- The paper presents advancements in making Bayesian inference scalable for large deep learning models and datasets, addressing traditional limitations in model selection and uncertainty estimation.
- Key methodological contributions include applying stochastic gradient descent (specifically introducing Stochastic Dual Descent) to Gaussian Processes and developing a scalable Linearised Laplace Approximation for deep neural networks.
- The research demonstrates the practical application of these scalable methods for uncertainty quantification in large-scale tasks like image classification and sequential decision making such as Bayesian optimisation.
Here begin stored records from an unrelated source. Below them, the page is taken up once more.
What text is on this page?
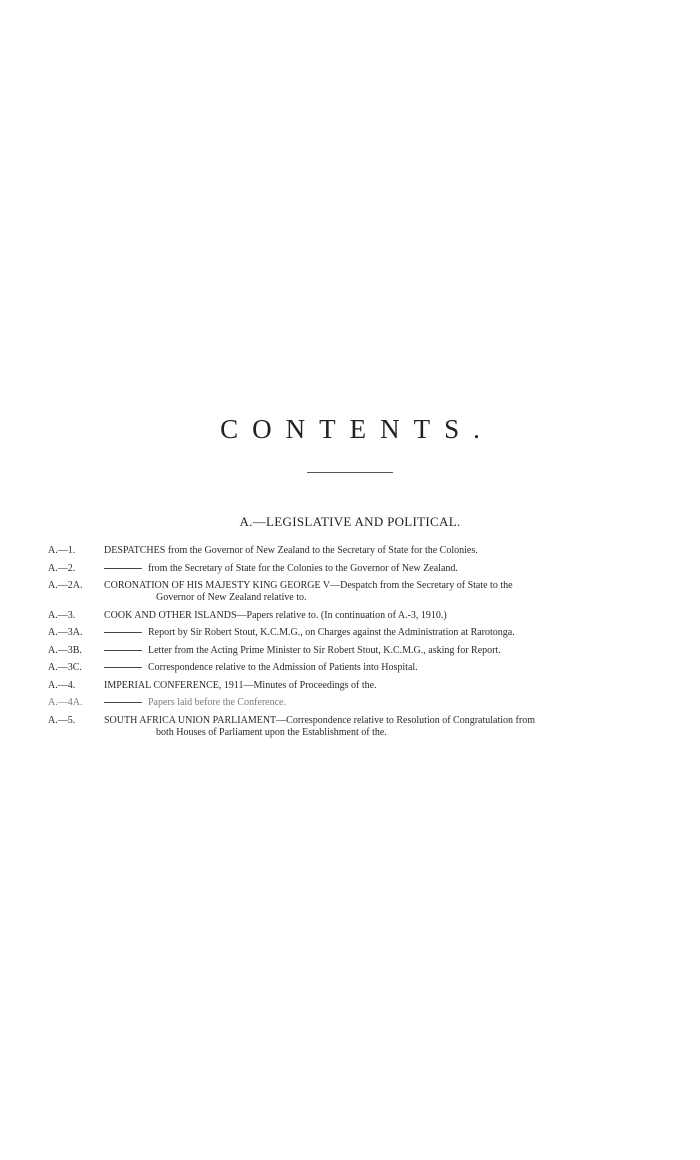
CONTENTS.
A.—LEGISLATIVE AND POLITICAL.
A.—1.	DESPATCHES from the Governor of New Zealand to the Secretary of State for the Colonies.
A.—2.	from the Secretary of State for the Colonies to the Governor of New Zealand.
A.—2A.	CORONATION OF HIS MAJESTY KING GEORGE V—Despatch from the Secretary of State to the
Governor of New Zealand relative to.
A.—3.	COOK AND OTHER ISLANDS—Papers relative to. (In continuation of A.-3, 1910.)
A.—3A.	Report by Sir Robert Stout, K.C.M.G., on Charges against the Administration at Rarotonga.
A.—3B.	Letter from the Acting Prime Minister to Sir Robert Stout, K.C.M.G., asking for Report.
A.—3C.	Correspondence relative to the Admission of Patients into Hospital.
A.—4.	IMPERIAL CONFERENCE, 1911—Minutes of Proceedings of the.
A.—4A.	Papers laid before the Conference.
A.—5.	SOUTH AFRICA UNION PARLIAMENT—Correspondence relative to Resolution of Congratulation from
both Houses of Parliament upon the Establishment of the.
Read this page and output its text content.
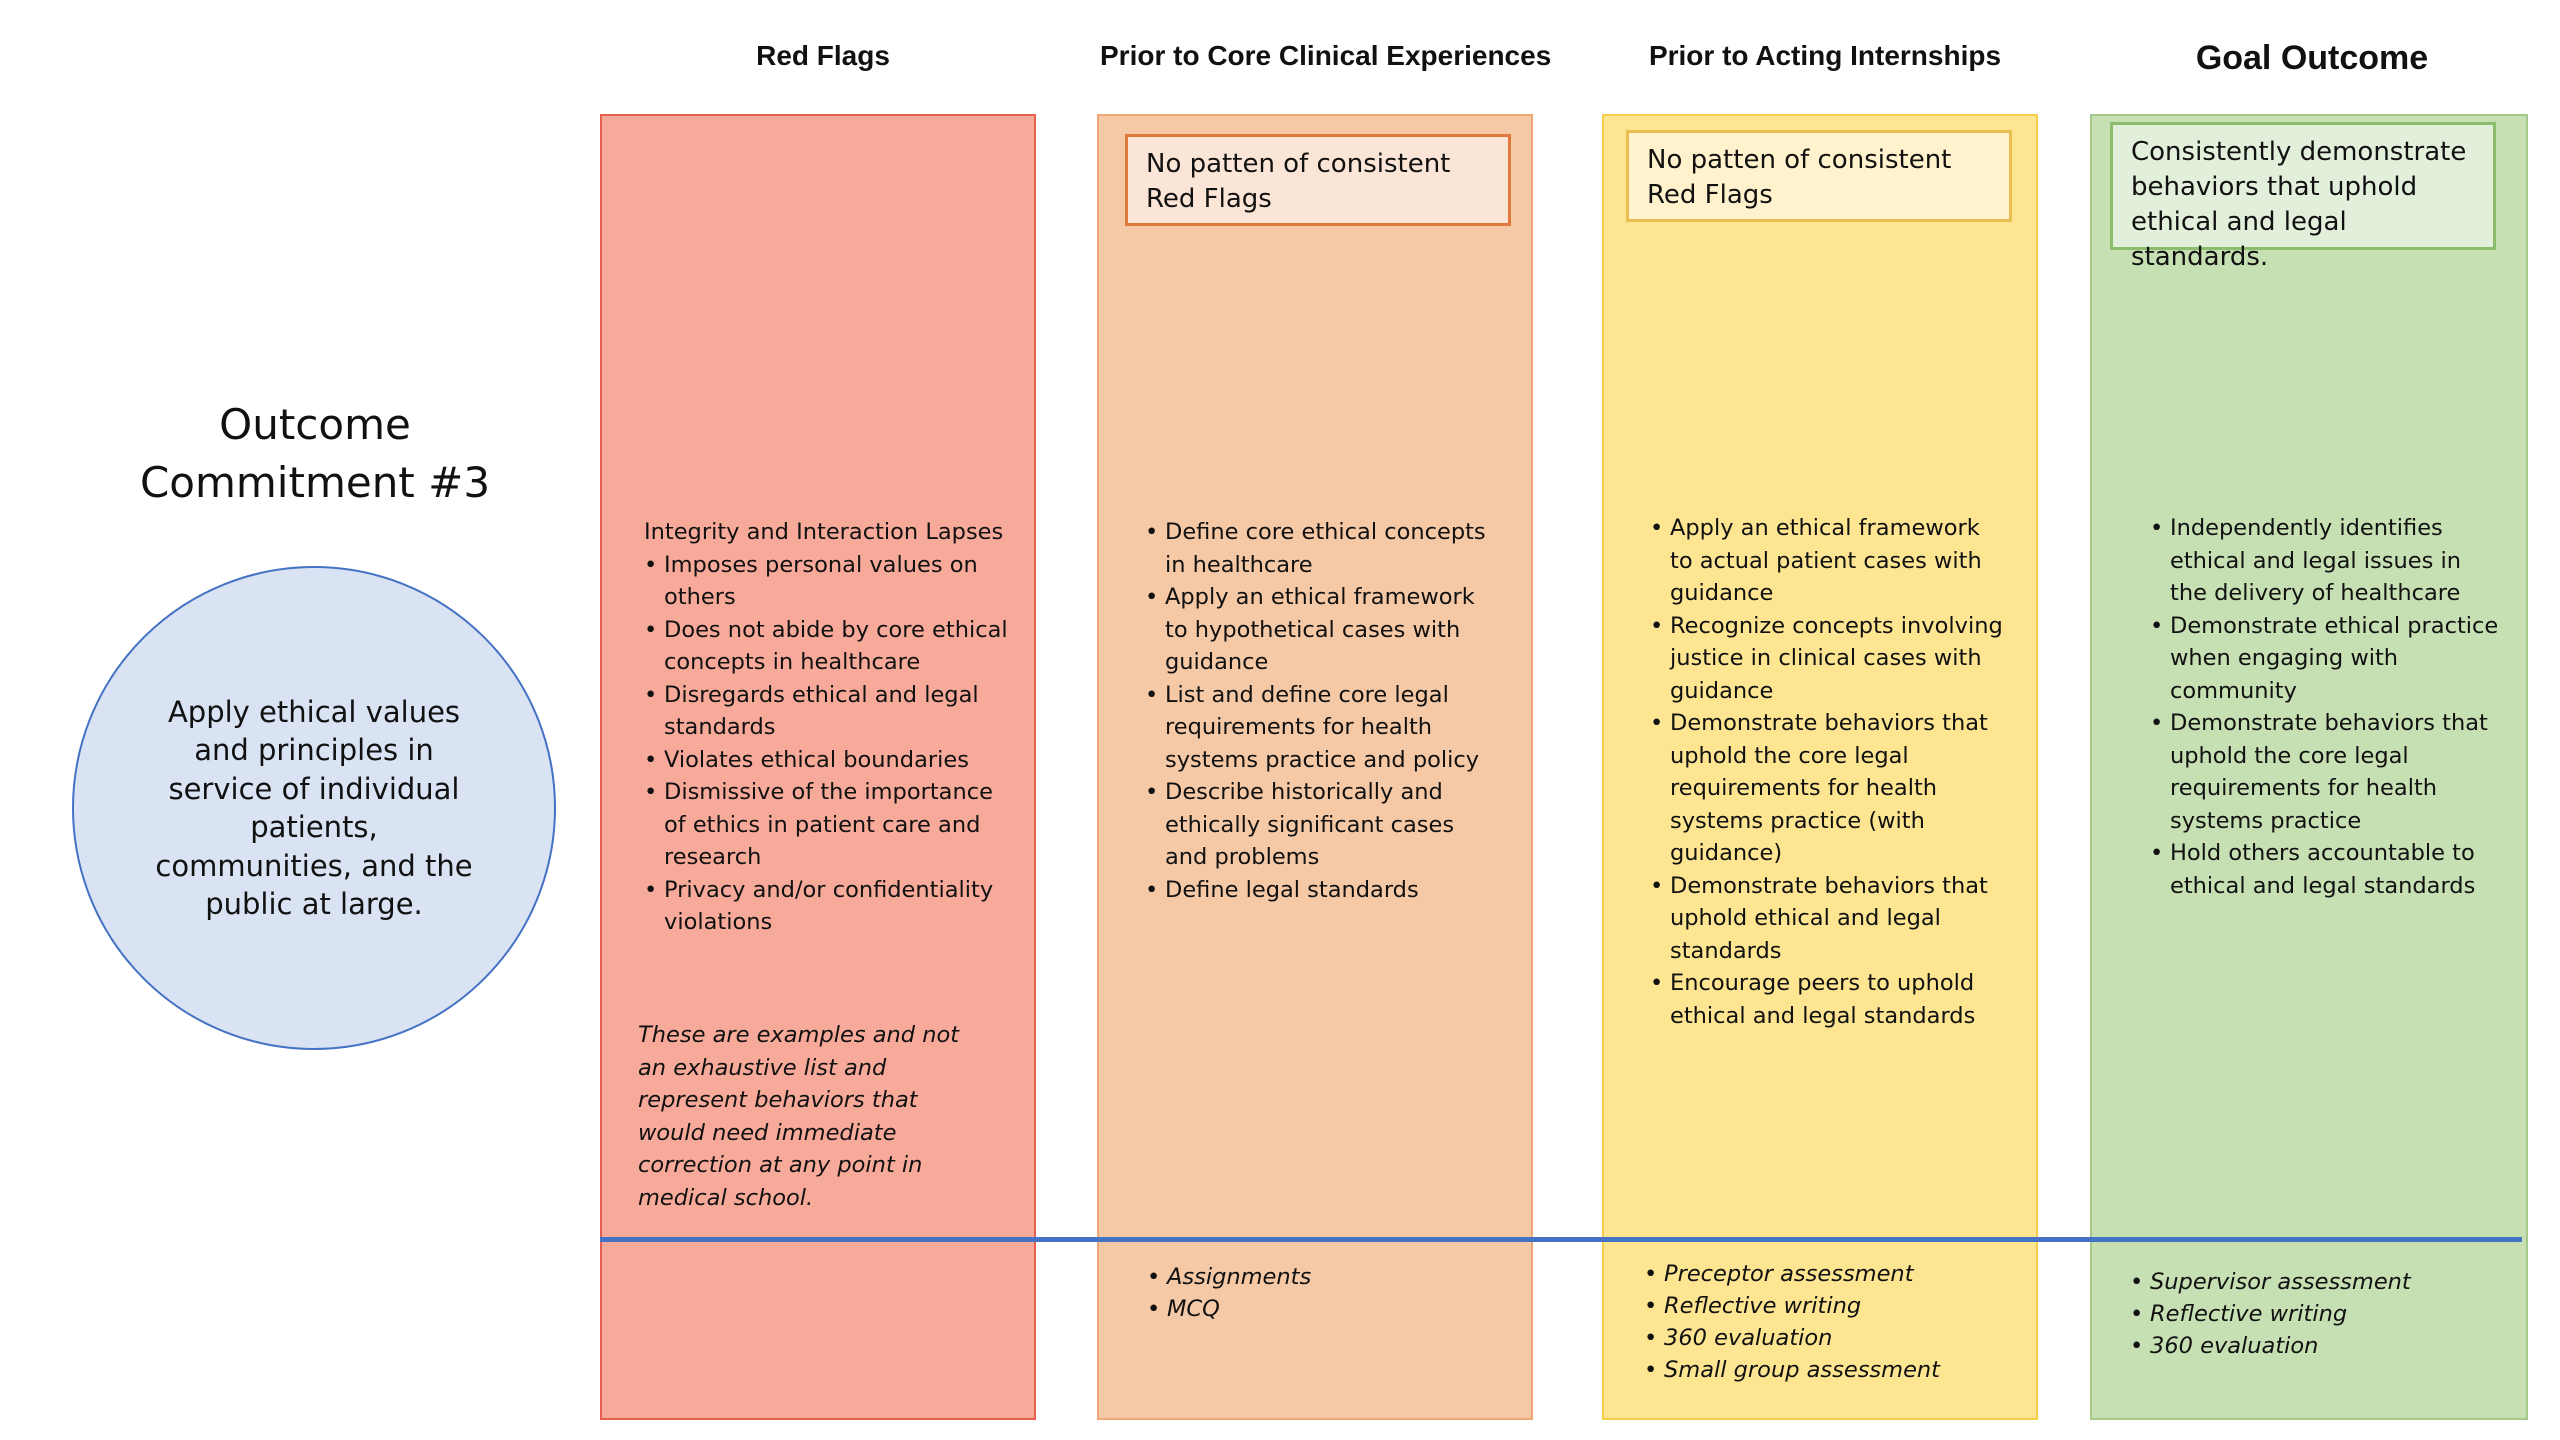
Outcome Commitment #3
Apply ethical values and principles in service of individual patients, communities, and the public at large.
Red Flags	Prior to Core Clinical Experiences	Prior to Acting Internships	Goal Outcome
Integrity and Interaction Lapses
• Imposes personal values on others
• Does not abide by core ethical concepts in healthcare
• Disregards ethical and legal standards
• Violates ethical boundaries
• Dismissive of the importance of ethics in patient care and research
• Privacy and/or confidentiality violations
These are examples and not an exhaustive list and represent behaviors that would need immediate correction at any point in medical school.
No patten of consistent Red Flags
• Define core ethical concepts in healthcare
• Apply an ethical framework to hypothetical cases with guidance
• List and define core legal requirements for health systems practice and policy
• Describe historically and ethically significant cases and problems
• Define legal standards
• Assignments
• MCQ
No patten of consistent Red Flags
• Apply an ethical framework to actual patient cases with guidance
• Recognize concepts involving justice in clinical cases with guidance
• Demonstrate behaviors that uphold the core legal requirements for health systems practice (with guidance)
• Demonstrate behaviors that uphold ethical and legal standards
• Encourage peers to uphold ethical and legal standards
• Preceptor assessment
• Reflective writing
• 360 evaluation
• Small group assessment
Consistently demonstrate behaviors that uphold ethical and legal standards.
• Independently identifies ethical and legal issues in the delivery of healthcare
• Demonstrate ethical practice when engaging with community
• Demonstrate behaviors that uphold the core legal requirements for health systems practice
• Hold others accountable to ethical and legal standards
• Supervisor assessment
• Reflective writing
• 360 evaluation
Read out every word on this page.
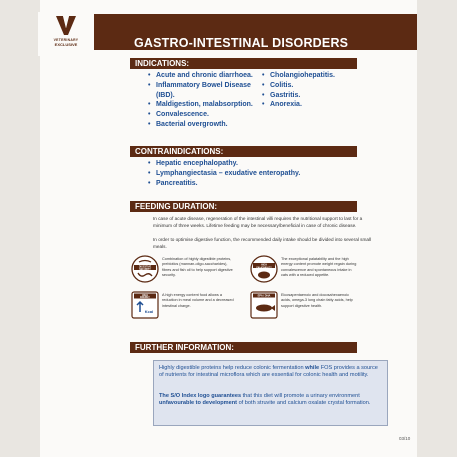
GASTRO-INTESTINAL DISORDERS
VETERINARY
EXCLUSIVE
INDICATIONS:
• Acute and chronic diarrhoea.
• Inflammatory Bowel Disease (IBD).
• Maldigestion, malabsorption.
• Convalescence.
• Bacterial overgrowth.
• Cholangiohepatitis.
• Colitis.
• Gastritis.
• Anorexia.
CONTRAINDICATIONS:
• Hepatic encephalopathy.
• Lymphangiectasia – exudative enteropathy.
• Pancreatitis.
FEEDING DURATION:
In case of acute disease, regeneration of the intestinal villi requires the nutritional support to last for a minimum of three weeks. Lifetime feeding may be necessary/beneficial in case of chronic disease.
In order to optimise digestive function, the recommended daily intake should be divided into several small meals.
DIGESTIVE
SECURITY
Combination of highly digestible proteins, prebiotics (mannan-oligo-saccharides), fibres and fish oil to help support digestive security.
HIGH
PALATABILITY
The exceptional palatability and the high energy content promote weight regain during convalescence and spontaneous intake in cats with a reduced appetite.
HIGH
ENERGY
Kcal
A high energy content food allows a reduction in meal volume and a decreased intestinal charge.
EPA / DHA	Eicosapentaenoic and docosahexaenoic acids, omega-3 long chain fatty acids, help support digestive health.
FURTHER INFORMATION:

Highly digestible proteins help reduce colonic fermentation while FOS provides a source of nutrients for intestinal microflora which are essential for colonic health and motility.

The S/O Index logo guarantees that this diet will promote a urinary environment unfavourable to development of both struvite and calcium oxalate crystal formation.

03/10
Scalable Bayesian Inference in the Era of Deep Learning: From Gaussian Processes to Deep Neural Networks
This thesis, entitled Scalable Bayesian Inference in the Era of Deep Learning: From Gaussian Processes to Deep Neural Networks, authored by Javier Antorán Cabiscol, addresses two significant challenges in modern machine learning: model selection and uncertainty estimation, especially in the context of deep learning models. The work systematically advances the application of Bayesian methodologies, traditionally hindered by scalability and complexity issues, particularly for large neural networks and datasets.
Overview of Contributions
- Stochastic Gradient Descent for Gaussian Processes:
- The thesis demonstrates how stochastic gradient descent (SGD), widely successful in deep learning, can also be effectively applied to Gaussian Processes (GPs). This approach allows to circumvent the traditional cubic computational costs associated with exact GP inference, making these powerful models applicable to large-scale datasets.
- A novel optimisation approach named Stochastic Dual Descent (SDD) is introduced. SDD significantly enhances the performance of SGD in performing Gaussian process inference by focusing on a better-conditioned dual objective.
- The associated numerical results confirm that SDD outperforms traditional methods like conjugate gradients (CG) and sparse variational GP approaches in both wall-clock time and predictive performance.
- Scalable Linearised Laplace Approximation:
- The Laplace approximation, initially introduced for neural networks by MacKay, is revisited and extended to scale with modern deep learning practices. Antoran identifies key incompatibilities of classical Laplace approximation with state-of-the-art deep learning techniques, such as neural network normalization, and resolves these through innovative computational strategies.
- This thesis provides a systematic approach to hyperparameter selection using marginal likelihood maximisation, alleviating issues previously encountered due to non-convergence of network training or normalization-induced scale indeterminacy.
- The work proposes a sample-based Expectation-Maximisation algorithm to compute model evidence and posterior estimates efficiently, using methods developed in previous chapters.
- Application to Uncertainty Quantification and Sequential Decision Making:
- The thesis doesn’t merely present theoretical advancements—these methods are exemplified across tasks requiring uncertainty estimation, such as image classification across datasets of a scale previously considered out of reach for Bayesian techniques.
- For tasks such as Bayesian optimisation, the approach empowers GPs to be competitive with deep learning methods, a field where they haven't traditionally excelled.
Theoretical and Practical Implications
The theoretical contributions push the boundaries of how models handle uncertainty and are selected in a data-driven manner. They revitalise classic Bayesian approaches by making them feasible in modern contexts, addressing both overconfidence in model predictions and computational bottlenecks.
Practically, this opens new doors for deploying uncertainty-aware models in real-world scenarios where large-scale, intricate datasets are common—ranging from adaptive experimental designs in scientific research to the robust deployment of AI systems in safety-critical applications.
Speculation on Future Developments
Antoran’s work hints at a convergence of deep learning and Bayesian inference methodologies. Future developments may include further fusion of these domains, such as integrating the developed scalable methods into more complex, hierarchical models or exploring their synergies with emerging methodologies like probabilistic programming or reinforcement learning frameworks.
In summary, this thesis provides substantial contributions to advancing the applicability of Bayesian methods within the domain of deep learning. Its innovations in stochastic optimisation for GPs and linearisation techniques for deep networks stand to influence ongoing research and practical implementations profoundly.